Proteomic identification of marker proteins and its application to authenticate Ophiocordyceps sinensis.

Ophiocordyceps sinensis (O. sinensis) is a highly valuable fungus because of its nutritious and medicinal properties. The objective of this study was to identify protein markers using a proteomics approach followed by the development of an immunoassay to authenticate O. sinensis.
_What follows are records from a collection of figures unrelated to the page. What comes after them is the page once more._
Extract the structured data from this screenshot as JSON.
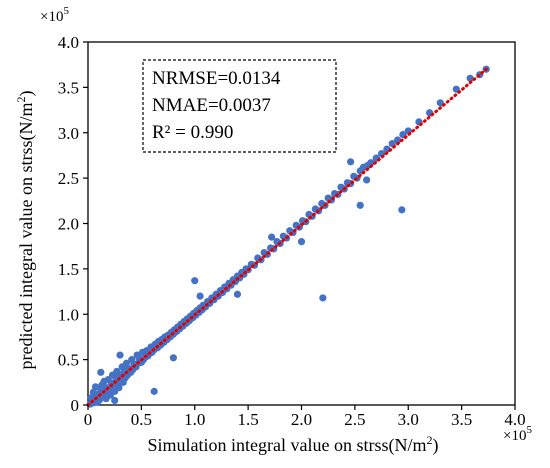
{
  "chart_data": {
    "type": "scatter",
    "xlabel": "Simulation integral value on strss(N/m",
    "xlabel_sup": "2",
    "xlabel_end": ")",
    "ylabel": "predicted integral value on strss(N/m",
    "ylabel_sup": "2",
    "ylabel_end": ")",
    "x_exponent_base": "×10",
    "x_exponent_power": "5",
    "y_exponent_base": "×10",
    "y_exponent_power": "5",
    "xlim": [
      0,
      400000
    ],
    "ylim": [
      0,
      400000
    ],
    "x_ticks": [
      0,
      50000,
      100000,
      150000,
      200000,
      250000,
      300000,
      350000,
      400000
    ],
    "y_ticks": [
      0,
      50000,
      100000,
      150000,
      200000,
      250000,
      300000,
      350000,
      400000
    ],
    "x_tick_labels": [
      "0",
      "0.5",
      "1.0",
      "1.5",
      "2.0",
      "2.5",
      "3.0",
      "3.5",
      "4.0"
    ],
    "y_tick_labels": [
      "0",
      "0.5",
      "1.0",
      "1.5",
      "2.0",
      "2.5",
      "3.0",
      "3.5",
      "4.0"
    ],
    "grid": false,
    "annotations": [
      "NRMSE=0.0134",
      "NMAE=0.0037",
      "R² = 0.990"
    ],
    "colors": {
      "points": "#4472C4",
      "trendline": "#E00000"
    },
    "series": [
      {
        "name": "",
        "points": [
          [
            2000,
            1000
          ],
          [
            3000,
            8000
          ],
          [
            4000,
            2000
          ],
          [
            5000,
            14000
          ],
          [
            6000,
            4000
          ],
          [
            7000,
            20000
          ],
          [
            8000,
            9000
          ],
          [
            9000,
            3000
          ],
          [
            10000,
            12000
          ],
          [
            11000,
            6000
          ],
          [
            12000,
            17000
          ],
          [
            13000,
            22000
          ],
          [
            14000,
            10000
          ],
          [
            15000,
            26000
          ],
          [
            16000,
            14000
          ],
          [
            17000,
            7000
          ],
          [
            18000,
            19000
          ],
          [
            19000,
            28000
          ],
          [
            20000,
            17000
          ],
          [
            21000,
            11000
          ],
          [
            22000,
            24000
          ],
          [
            23000,
            33000
          ],
          [
            24000,
            20000
          ],
          [
            25000,
            15000
          ],
          [
            26000,
            30000
          ],
          [
            27000,
            37000
          ],
          [
            28000,
            24000
          ],
          [
            29000,
            19000
          ],
          [
            30000,
            34000
          ],
          [
            31000,
            28000
          ],
          [
            32000,
            42000
          ],
          [
            33000,
            25000
          ],
          [
            34000,
            36000
          ],
          [
            35000,
            30000
          ],
          [
            36000,
            46000
          ],
          [
            37000,
            33000
          ],
          [
            38000,
            40000
          ],
          [
            40000,
            36000
          ],
          [
            41000,
            50000
          ],
          [
            42000,
            39000
          ],
          [
            43000,
            45000
          ],
          [
            45000,
            42000
          ],
          [
            46000,
            55000
          ],
          [
            47000,
            46000
          ],
          [
            48000,
            51000
          ],
          [
            50000,
            47000
          ],
          [
            51000,
            58000
          ],
          [
            52000,
            50000
          ],
          [
            54000,
            53000
          ],
          [
            55000,
            60000
          ],
          [
            56000,
            54000
          ],
          [
            58000,
            57000
          ],
          [
            59000,
            64000
          ],
          [
            60000,
            58000
          ],
          [
            62000,
            61000
          ],
          [
            63000,
            67000
          ],
          [
            65000,
            63000
          ],
          [
            66000,
            70000
          ],
          [
            68000,
            66000
          ],
          [
            69000,
            72000
          ],
          [
            71000,
            69000
          ],
          [
            72000,
            75000
          ],
          [
            74000,
            72000
          ],
          [
            75000,
            77000
          ],
          [
            77000,
            75000
          ],
          [
            78000,
            80000
          ],
          [
            80000,
            78000
          ],
          [
            81000,
            83000
          ],
          [
            83000,
            81000
          ],
          [
            84000,
            86000
          ],
          [
            86000,
            84000
          ],
          [
            87000,
            89000
          ],
          [
            89000,
            87000
          ],
          [
            90000,
            92000
          ],
          [
            92000,
            90000
          ],
          [
            93000,
            95000
          ],
          [
            95000,
            93000
          ],
          [
            96000,
            98000
          ],
          [
            98000,
            96000
          ],
          [
            99000,
            101000
          ],
          [
            101000,
            99000
          ],
          [
            102000,
            104000
          ],
          [
            104000,
            102000
          ],
          [
            105000,
            107000
          ],
          [
            107000,
            105000
          ],
          [
            108000,
            110000
          ],
          [
            110000,
            108000
          ],
          [
            112000,
            114000
          ],
          [
            114000,
            112000
          ],
          [
            116000,
            118000
          ],
          [
            118000,
            116000
          ],
          [
            120000,
            122000
          ],
          [
            122000,
            120000
          ],
          [
            124000,
            126000
          ],
          [
            126000,
            124000
          ],
          [
            128000,
            130000
          ],
          [
            130000,
            128000
          ],
          [
            132000,
            134000
          ],
          [
            134000,
            132000
          ],
          [
            136000,
            138000
          ],
          [
            138000,
            136000
          ],
          [
            140000,
            142000
          ],
          [
            142000,
            140000
          ],
          [
            144000,
            146000
          ],
          [
            146000,
            144000
          ],
          [
            148000,
            150000
          ],
          [
            150000,
            149000
          ],
          [
            153000,
            155000
          ],
          [
            156000,
            154000
          ],
          [
            159000,
            162000
          ],
          [
            162000,
            160000
          ],
          [
            165000,
            168000
          ],
          [
            168000,
            166000
          ],
          [
            171000,
            173000
          ],
          [
            174000,
            172000
          ],
          [
            177000,
            180000
          ],
          [
            180000,
            178000
          ],
          [
            183000,
            186000
          ],
          [
            186000,
            184000
          ],
          [
            189000,
            192000
          ],
          [
            192000,
            190000
          ],
          [
            195000,
            198000
          ],
          [
            198000,
            196000
          ],
          [
            201000,
            203000
          ],
          [
            204000,
            202000
          ],
          [
            207000,
            210000
          ],
          [
            210000,
            208000
          ],
          [
            213000,
            216000
          ],
          [
            216000,
            214000
          ],
          [
            219000,
            222000
          ],
          [
            222000,
            220000
          ],
          [
            225000,
            228000
          ],
          [
            228000,
            226000
          ],
          [
            231000,
            233000
          ],
          [
            234000,
            232000
          ],
          [
            237000,
            240000
          ],
          [
            240000,
            238000
          ],
          [
            243000,
            245000
          ],
          [
            246000,
            244000
          ],
          [
            249000,
            252000
          ],
          [
            252000,
            250000
          ],
          [
            255000,
            258000
          ],
          [
            258000,
            262000
          ],
          [
            262000,
            264000
          ],
          [
            265000,
            267000
          ],
          [
            270000,
            272000
          ],
          [
            275000,
            277000
          ],
          [
            280000,
            282000
          ],
          [
            285000,
            288000
          ],
          [
            290000,
            292000
          ],
          [
            295000,
            298000
          ],
          [
            300000,
            302000
          ],
          [
            310000,
            312000
          ],
          [
            320000,
            322000
          ],
          [
            330000,
            333000
          ],
          [
            345000,
            348000
          ],
          [
            358000,
            360000
          ],
          [
            367000,
            364000
          ],
          [
            373000,
            370000
          ],
          [
            12000,
            36000
          ],
          [
            25000,
            5000
          ],
          [
            30000,
            55000
          ],
          [
            100000,
            137000
          ],
          [
            105000,
            120000
          ],
          [
            62000,
            15000
          ],
          [
            80000,
            52000
          ],
          [
            220000,
            118000
          ],
          [
            255000,
            220000
          ],
          [
            294000,
            215000
          ],
          [
            140000,
            122000
          ],
          [
            172000,
            185000
          ],
          [
            246000,
            268000
          ],
          [
            261000,
            248000
          ],
          [
            200000,
            180000
          ]
        ]
      }
    ],
    "trendline": {
      "type": "linear",
      "x": [
        0,
        375000
      ],
      "y": [
        0,
        372000
      ]
    }
  }
}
Four authentic O. sinensis samples collected from four production regions and four counterfeit samples were examined individually. Overall 22 characteristic proteins of O. sinensis were identified by two-dimensional electrophoresis (2-DE) coupled with the matrix-assisted laser desorption/ionization-time-of-light mass spectrometry (MALDI-TOF/MS). Three authentic O. sinensis samples and three counterfeit samples were examined by the couple of alkaline native gradient PAGE (AN-PAGE) and electrospray ionization quadrupole-time-of-light mass spectrometry (ESI-Q-TOF/MS). One distinctive protein was identified to be cyanate hydratase, which was also one of the 22 distinctively characteristic proteins of O. sinensis and termed as IP4 in 2-D gel. Due to the abundance and high specificity of IP4, it was isolated and purified. Its purity was evaluated by high performance liquid chromatography (HPLC) and identified by ESI-Q-TOF/MS. Then the purified IP4 was used to produce polyclonal antibodies in BALB/c mice. The specificity of the anti-IP4 antibody was evaluated by an association of double immunodiffusion (DID) and indirect ELISA assay. Then an indirect enzyme linked immunosorbent assay (ELISA) was preliminarily developed to authenticate O. sinensis by detecting IP4. To evaluate the feasibility and accuracy of this method, three authentic O. sinensis samples and three counterfeits were analyzed. The P/N ratios (dividing the sample OD450nm by the OD450nm of negative controls) of three authentic O. sinensis samples were above 8, while, those of three counterfeits were lower than 1. These results indicated that the established ELISA assay based on proteomic protocols detection of protein markers might have a great potential in the authentication and also quality assessment of O.sinensis in those commercial products.